Por: Lurdes Almeida
A Hidroeléctrica de Cahora Bassa (HCB) voltou a demonstrar a importância estratégica da barragem para a economia nacional, enquanto fonte de receitas externas e um dos principais pilares da segurança energética da África Austral. O desempenho alcançado no primeiro semestre de 2026 evidencia a capacidade de Moçambique transformar os seus recursos naturais em valor económico, num contexto global marcado pela transição energética e pelo aumento da procura por fontes de electricidade limpa.
Entre Janeiro e Junho de 2026, a HCB registou receitas de 263 milhões de dólares norte-americanos, impulsionadas pela produção de 6.399,02 gigawatts-hora (GWh) de energia eléctrica. Este resultado representa um crescimento de 13% face ao mesmo período de 2025 e superou em cerca de 10% a meta estabelecida para o semestre. No mesmo período, o resultado líquido ultrapassou os 115 milhões de dólares, valor ainda sujeito a auditoria.
Mais do que produzir electricidade, a HCB desempenha um papel relevante na geração de riqueza nacional. Cada megawatt produzido representa uma oportunidade de criação de receitas, aumento das exportações, arrecadação fiscal, distribuição de dividendos e reforço da capacidade de investimento.
Num país que pretende acelerar a industrialização, ampliar o acesso à energia e atrair investimento privado, a disponibilidade de electricidade a preços competitivos constitui uma vantagem estratégica. Sectores como mineração, indústria transformadora, agricultura irrigada, tecnologias digitais e grandes projectos de infra-estruturas dependem de um fornecimento energético seguro e estável.

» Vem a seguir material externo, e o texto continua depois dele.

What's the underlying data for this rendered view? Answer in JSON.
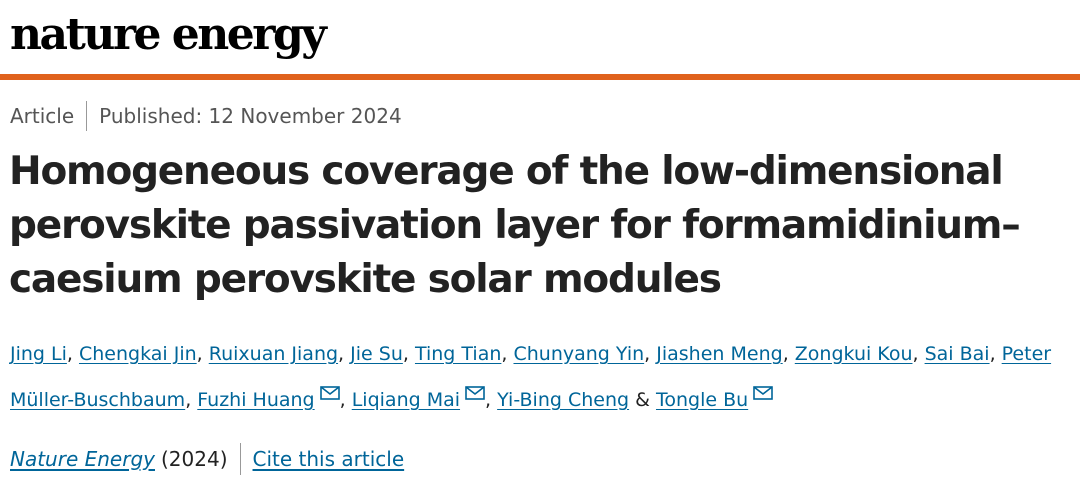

A capacidade produtiva da HCB também fortalece a posição de Moçambique no mercado regional de energia, contribuindo para a integração económica da África Austral através do fornecimento de electricidade aos países vizinhos.
O desempenho alcançado no primeiro semestre reflecte igualmente a recuperação das condições hidrológicas da albufeira de Cahora Bassa, cujo armazenamento útil atingiu cerca de 56%, depois de um período marcado por níveis historicamente baixos. Este cenário reforça a necessidade de uma gestão sustentável dos recursos hídricos, bem como de investimentos contínuos em manutenção, inovação tecnológica e diversificação da matriz energética.

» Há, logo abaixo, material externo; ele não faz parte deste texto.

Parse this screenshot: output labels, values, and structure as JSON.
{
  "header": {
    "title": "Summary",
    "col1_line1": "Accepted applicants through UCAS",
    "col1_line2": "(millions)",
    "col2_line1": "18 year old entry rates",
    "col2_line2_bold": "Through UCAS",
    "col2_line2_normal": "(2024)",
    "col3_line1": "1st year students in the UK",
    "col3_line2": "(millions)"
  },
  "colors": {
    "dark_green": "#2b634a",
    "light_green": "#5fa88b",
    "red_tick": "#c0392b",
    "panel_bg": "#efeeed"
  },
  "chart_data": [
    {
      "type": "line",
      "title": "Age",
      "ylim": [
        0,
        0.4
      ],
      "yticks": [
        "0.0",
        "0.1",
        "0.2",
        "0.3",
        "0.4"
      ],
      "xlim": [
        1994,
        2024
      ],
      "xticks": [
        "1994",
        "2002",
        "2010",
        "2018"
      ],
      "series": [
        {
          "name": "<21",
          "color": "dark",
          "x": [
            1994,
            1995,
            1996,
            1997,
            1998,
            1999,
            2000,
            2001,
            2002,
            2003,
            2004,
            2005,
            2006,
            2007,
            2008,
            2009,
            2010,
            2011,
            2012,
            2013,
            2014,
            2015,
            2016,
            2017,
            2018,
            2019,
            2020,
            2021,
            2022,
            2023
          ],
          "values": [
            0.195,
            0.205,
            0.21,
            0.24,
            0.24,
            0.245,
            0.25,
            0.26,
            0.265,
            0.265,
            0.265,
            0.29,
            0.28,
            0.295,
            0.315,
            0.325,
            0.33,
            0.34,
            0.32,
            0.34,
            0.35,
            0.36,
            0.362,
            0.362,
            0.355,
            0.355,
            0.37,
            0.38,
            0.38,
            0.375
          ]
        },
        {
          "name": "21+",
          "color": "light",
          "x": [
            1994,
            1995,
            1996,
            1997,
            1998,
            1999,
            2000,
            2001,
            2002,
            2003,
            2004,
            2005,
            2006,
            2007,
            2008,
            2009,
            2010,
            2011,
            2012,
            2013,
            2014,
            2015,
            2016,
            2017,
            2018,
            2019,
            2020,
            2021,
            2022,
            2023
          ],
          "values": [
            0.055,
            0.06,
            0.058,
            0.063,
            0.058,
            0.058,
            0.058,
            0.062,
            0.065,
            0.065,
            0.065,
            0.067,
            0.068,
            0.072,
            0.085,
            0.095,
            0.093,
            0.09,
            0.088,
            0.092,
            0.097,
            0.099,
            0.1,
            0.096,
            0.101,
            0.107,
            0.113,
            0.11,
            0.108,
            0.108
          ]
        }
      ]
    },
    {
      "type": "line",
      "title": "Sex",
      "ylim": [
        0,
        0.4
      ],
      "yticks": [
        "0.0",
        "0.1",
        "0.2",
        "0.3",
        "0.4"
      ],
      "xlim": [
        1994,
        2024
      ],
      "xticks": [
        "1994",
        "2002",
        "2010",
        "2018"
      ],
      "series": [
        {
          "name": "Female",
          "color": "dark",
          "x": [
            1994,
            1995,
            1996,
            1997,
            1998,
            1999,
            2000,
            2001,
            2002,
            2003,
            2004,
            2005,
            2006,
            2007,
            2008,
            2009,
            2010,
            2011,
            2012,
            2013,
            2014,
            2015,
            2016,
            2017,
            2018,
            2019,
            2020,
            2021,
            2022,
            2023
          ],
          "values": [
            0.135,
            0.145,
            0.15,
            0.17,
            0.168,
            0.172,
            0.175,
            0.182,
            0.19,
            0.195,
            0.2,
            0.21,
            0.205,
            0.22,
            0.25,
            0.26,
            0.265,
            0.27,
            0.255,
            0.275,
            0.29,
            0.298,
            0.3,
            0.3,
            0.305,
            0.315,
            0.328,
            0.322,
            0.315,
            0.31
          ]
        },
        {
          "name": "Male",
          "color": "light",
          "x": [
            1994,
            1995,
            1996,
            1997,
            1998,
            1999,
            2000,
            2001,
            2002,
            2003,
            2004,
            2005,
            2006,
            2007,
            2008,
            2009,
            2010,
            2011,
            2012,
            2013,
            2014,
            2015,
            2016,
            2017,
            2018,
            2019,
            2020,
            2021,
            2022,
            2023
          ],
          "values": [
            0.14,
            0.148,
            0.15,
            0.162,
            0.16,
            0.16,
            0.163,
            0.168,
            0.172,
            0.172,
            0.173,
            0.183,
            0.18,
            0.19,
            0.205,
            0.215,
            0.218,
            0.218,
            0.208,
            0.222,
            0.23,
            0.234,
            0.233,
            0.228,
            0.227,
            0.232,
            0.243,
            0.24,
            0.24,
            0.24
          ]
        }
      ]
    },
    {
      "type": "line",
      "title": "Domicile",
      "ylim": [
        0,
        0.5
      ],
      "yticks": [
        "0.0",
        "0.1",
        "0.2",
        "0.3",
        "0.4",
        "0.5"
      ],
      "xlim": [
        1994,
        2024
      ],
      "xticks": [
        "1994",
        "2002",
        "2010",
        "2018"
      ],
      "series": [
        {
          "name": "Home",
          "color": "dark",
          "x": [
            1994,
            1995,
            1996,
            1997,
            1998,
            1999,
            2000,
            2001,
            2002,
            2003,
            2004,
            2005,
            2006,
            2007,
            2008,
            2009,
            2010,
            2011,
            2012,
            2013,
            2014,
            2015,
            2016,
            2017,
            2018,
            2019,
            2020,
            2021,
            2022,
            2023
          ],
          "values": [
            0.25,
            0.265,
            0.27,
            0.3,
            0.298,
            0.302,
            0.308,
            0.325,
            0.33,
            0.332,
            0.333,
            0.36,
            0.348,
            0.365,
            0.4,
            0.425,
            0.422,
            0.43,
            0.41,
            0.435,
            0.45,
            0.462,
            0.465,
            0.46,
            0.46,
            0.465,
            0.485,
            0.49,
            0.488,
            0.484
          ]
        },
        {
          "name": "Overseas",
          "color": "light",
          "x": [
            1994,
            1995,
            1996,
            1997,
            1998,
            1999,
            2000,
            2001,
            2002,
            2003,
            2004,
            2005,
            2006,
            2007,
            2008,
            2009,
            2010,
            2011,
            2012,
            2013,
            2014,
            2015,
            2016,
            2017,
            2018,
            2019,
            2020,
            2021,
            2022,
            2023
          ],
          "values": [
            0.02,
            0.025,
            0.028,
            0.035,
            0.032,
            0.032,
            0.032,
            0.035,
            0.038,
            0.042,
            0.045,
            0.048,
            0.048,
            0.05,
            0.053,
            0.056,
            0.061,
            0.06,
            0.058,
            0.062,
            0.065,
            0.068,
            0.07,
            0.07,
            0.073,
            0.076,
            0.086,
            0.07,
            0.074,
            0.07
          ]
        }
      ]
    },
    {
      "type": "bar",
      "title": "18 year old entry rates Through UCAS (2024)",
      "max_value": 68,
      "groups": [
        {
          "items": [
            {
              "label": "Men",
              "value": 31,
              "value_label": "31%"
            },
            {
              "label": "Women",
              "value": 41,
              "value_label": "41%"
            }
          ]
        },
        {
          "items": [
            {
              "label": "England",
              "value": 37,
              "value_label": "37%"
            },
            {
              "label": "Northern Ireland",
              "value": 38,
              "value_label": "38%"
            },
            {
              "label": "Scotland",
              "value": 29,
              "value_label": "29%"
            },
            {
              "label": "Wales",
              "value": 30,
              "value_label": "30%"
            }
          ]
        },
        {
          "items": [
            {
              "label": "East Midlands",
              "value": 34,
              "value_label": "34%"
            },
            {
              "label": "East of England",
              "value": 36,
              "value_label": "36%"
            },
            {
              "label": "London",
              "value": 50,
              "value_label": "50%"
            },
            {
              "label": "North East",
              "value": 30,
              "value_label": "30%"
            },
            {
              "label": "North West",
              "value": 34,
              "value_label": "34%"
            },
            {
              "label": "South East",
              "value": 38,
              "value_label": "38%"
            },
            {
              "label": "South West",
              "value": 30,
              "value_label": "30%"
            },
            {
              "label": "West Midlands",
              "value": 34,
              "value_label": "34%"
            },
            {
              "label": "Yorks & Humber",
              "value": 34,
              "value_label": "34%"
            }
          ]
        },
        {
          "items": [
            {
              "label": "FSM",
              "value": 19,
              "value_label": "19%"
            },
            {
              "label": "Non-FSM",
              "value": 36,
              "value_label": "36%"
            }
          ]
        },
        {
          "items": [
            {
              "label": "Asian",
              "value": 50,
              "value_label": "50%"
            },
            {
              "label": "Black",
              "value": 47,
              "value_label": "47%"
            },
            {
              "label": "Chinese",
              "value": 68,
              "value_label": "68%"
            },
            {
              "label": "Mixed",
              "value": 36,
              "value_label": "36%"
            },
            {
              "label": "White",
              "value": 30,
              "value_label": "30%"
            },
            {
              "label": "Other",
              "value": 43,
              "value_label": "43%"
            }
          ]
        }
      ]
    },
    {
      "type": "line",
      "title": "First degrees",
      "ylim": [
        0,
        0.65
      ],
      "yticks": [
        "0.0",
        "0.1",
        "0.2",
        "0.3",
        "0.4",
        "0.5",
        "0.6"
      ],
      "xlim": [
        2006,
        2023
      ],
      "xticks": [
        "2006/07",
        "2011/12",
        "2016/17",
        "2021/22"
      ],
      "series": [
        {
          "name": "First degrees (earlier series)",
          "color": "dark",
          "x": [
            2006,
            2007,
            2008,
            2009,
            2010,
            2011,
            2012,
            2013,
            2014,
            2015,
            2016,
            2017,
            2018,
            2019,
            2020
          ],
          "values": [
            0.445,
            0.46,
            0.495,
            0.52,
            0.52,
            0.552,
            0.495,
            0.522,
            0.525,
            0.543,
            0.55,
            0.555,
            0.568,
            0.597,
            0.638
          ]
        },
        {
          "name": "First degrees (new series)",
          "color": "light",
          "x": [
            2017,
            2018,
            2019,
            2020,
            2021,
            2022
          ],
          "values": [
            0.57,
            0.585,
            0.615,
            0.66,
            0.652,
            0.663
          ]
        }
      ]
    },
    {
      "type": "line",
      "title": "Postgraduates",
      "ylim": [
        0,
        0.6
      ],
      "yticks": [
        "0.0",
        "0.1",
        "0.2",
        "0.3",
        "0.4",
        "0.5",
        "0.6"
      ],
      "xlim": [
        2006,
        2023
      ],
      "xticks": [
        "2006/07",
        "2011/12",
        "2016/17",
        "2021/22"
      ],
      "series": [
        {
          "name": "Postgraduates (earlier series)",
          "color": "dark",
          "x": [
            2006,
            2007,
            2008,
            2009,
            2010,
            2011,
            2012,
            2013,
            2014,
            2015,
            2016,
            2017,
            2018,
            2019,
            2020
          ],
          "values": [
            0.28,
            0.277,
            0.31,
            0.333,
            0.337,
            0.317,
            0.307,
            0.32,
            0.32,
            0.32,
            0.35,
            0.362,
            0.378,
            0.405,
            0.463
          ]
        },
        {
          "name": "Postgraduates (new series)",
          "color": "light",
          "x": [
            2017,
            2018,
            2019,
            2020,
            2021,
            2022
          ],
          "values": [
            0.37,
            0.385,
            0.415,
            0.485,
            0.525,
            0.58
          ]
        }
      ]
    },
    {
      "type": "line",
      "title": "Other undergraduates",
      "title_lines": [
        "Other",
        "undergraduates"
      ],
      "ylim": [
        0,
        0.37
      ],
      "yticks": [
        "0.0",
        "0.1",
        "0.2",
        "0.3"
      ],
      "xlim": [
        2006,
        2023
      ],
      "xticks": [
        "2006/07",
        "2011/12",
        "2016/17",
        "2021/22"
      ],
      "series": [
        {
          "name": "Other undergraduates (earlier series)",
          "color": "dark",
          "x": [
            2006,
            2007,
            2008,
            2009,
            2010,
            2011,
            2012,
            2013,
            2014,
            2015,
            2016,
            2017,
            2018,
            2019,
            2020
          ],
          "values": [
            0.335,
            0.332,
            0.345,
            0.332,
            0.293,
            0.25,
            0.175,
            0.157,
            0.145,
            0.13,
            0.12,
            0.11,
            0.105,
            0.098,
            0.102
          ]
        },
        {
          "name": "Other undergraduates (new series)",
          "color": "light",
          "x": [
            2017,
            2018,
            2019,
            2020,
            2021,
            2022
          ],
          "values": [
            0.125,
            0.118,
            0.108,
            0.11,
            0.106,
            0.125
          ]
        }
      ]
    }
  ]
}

As receitas geradas pela HCB demonstram a capacidade de uma empresa nacional criar valor num sector estratégico e altamente competitivo. Para além do impacto financeiro directo, a empresa gera efeitos multiplicadores na economia, através da contratação de fornecedores nacionais, criação de oportunidades de emprego, apoio às comunidades locais e contribuição para o desenvolvimento económico da província de Tete.
Contudo, o maior desafio de Moçambique passa por transformar este potencial energético em maior desenvolvimento industrial. Apesar da importância das exportações de electricidade, o país precisa de criar condições para aumentar o consumo produtivo interno, estimulando o surgimento de fábricas, agro-indústrias, centros tecnológicos e novos investimentos.

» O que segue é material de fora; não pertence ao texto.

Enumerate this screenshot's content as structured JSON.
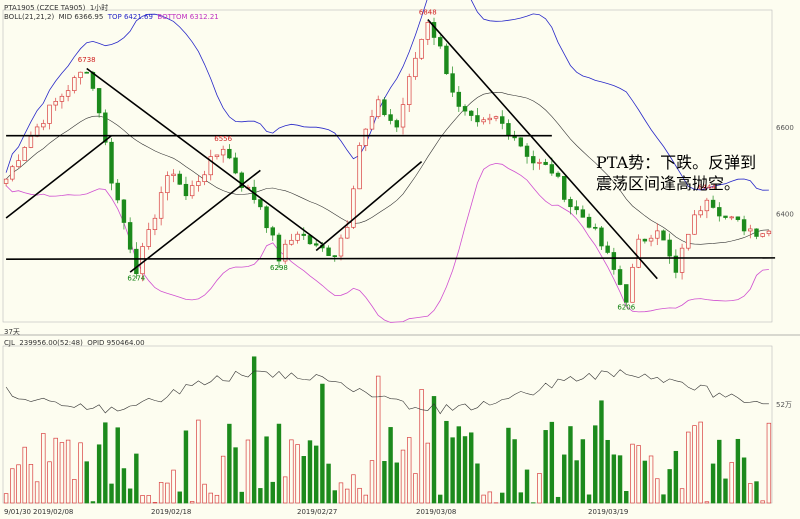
{
  "header": {
    "title": "PTA1905 (CZCE TA905)",
    "period": "1小时",
    "boll_label": "BOLL(21,21,2)",
    "mid_label": "MID 6366.95",
    "top_label": "TOP 6421.69",
    "bottom_label": "BOTTOM 6312.21",
    "days_label": "37天",
    "cjl_label": "CJL",
    "cjl_value": "239956.00(52:48)",
    "opid_label": "OPID 950464.00"
  },
  "annotation": {
    "line1": "PTA势：下跌。反弹到",
    "line2": "震荡区间逢高抛空。"
  },
  "colors": {
    "background": "#fdfdf0",
    "up": "#d84040",
    "down": "#1c8a1c",
    "boll_band": "#2828c8",
    "boll_bottom": "#d050d0",
    "mid": "#333333",
    "trendline": "#000000"
  },
  "chart_data": {
    "type": "candlestick",
    "price_axis": {
      "ticks": [
        6400,
        6600
      ],
      "ylim": [
        6150,
        6870
      ]
    },
    "volume_axis": {
      "ticks": [
        "52万"
      ],
      "tick_values": [
        52
      ]
    },
    "x_ticks": [
      "9/01/30",
      "2019/02/08",
      "2019/02/18",
      "2019/02/27",
      "2019/03/08",
      "2019/03/19"
    ],
    "price_labels": [
      {
        "text": "6738",
        "color": "red",
        "bar": 13
      },
      {
        "text": "6274",
        "color": "green",
        "bar": 21
      },
      {
        "text": "6556",
        "color": "red",
        "bar": 35
      },
      {
        "text": "6298",
        "color": "green",
        "bar": 44
      },
      {
        "text": "6848",
        "color": "red",
        "bar": 68
      },
      {
        "text": "6206",
        "color": "green",
        "bar": 100
      },
      {
        "text": "6444",
        "color": "red",
        "bar": 113
      }
    ],
    "anchors": [
      [
        0,
        6480
      ],
      [
        3,
        6560
      ],
      [
        7,
        6640
      ],
      [
        10,
        6690
      ],
      [
        13,
        6738
      ],
      [
        15,
        6640
      ],
      [
        17,
        6480
      ],
      [
        19,
        6380
      ],
      [
        21,
        6274
      ],
      [
        23,
        6350
      ],
      [
        25,
        6450
      ],
      [
        27,
        6500
      ],
      [
        29,
        6440
      ],
      [
        31,
        6480
      ],
      [
        35,
        6556
      ],
      [
        38,
        6470
      ],
      [
        41,
        6420
      ],
      [
        44,
        6298
      ],
      [
        47,
        6360
      ],
      [
        50,
        6320
      ],
      [
        53,
        6310
      ],
      [
        55,
        6380
      ],
      [
        57,
        6560
      ],
      [
        60,
        6650
      ],
      [
        63,
        6600
      ],
      [
        66,
        6760
      ],
      [
        68,
        6848
      ],
      [
        70,
        6780
      ],
      [
        73,
        6640
      ],
      [
        76,
        6600
      ],
      [
        79,
        6620
      ],
      [
        82,
        6580
      ],
      [
        85,
        6520
      ],
      [
        88,
        6500
      ],
      [
        91,
        6420
      ],
      [
        94,
        6380
      ],
      [
        97,
        6300
      ],
      [
        100,
        6206
      ],
      [
        102,
        6330
      ],
      [
        105,
        6370
      ],
      [
        108,
        6260
      ],
      [
        110,
        6360
      ],
      [
        113,
        6444
      ],
      [
        116,
        6390
      ],
      [
        119,
        6370
      ],
      [
        121,
        6360
      ]
    ],
    "trendlines": [
      {
        "from": [
          0,
          6390
        ],
        "to": [
          17,
          6580
        ]
      },
      {
        "from": [
          13,
          6735
        ],
        "to": [
          51,
          6330
        ]
      },
      {
        "from": [
          20,
          6265
        ],
        "to": [
          41,
          6500
        ]
      },
      {
        "from": [
          0,
          6580
        ],
        "to": [
          88,
          6580
        ]
      },
      {
        "from": [
          0,
          6295
        ],
        "to": [
          124,
          6298
        ]
      },
      {
        "from": [
          50,
          6315
        ],
        "to": [
          67,
          6520
        ]
      },
      {
        "from": [
          68,
          6848
        ],
        "to": [
          105,
          6250
        ]
      }
    ],
    "volume_range": [
      8,
      75
    ]
  }
}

Num mundo cada vez mais orientado para a redução das emissões de carbono e para a transição energética, a hidroeletricidade assume uma importância crescente. A procura global por energias renováveis tende a aumentar, impulsionada pela electrificação dos transportes, expansão tecnológica e necessidade de sistemas energéticos mais sustentáveis.
Moçambique possui vantagens competitivas neste domínio, graças aos seus recursos hídricos, localização estratégica na África Austral e potencial para integrar diferentes fontes renováveis, incluindo energia solar e eólica.
O desempenho da Hidroeléctrica de Cahora Bassa no primeiro semestre de 2026 confirma que Moçambique dispõe de activos estratégicos capazes de gerar riqueza, fortalecer a segurança energética e criar novas oportunidades de desenvolvimento. O desafio agora consiste em transformar esta capacidade energética numa base sólida para a industrialização, competitividade económica e melhoria das condições de vida da população.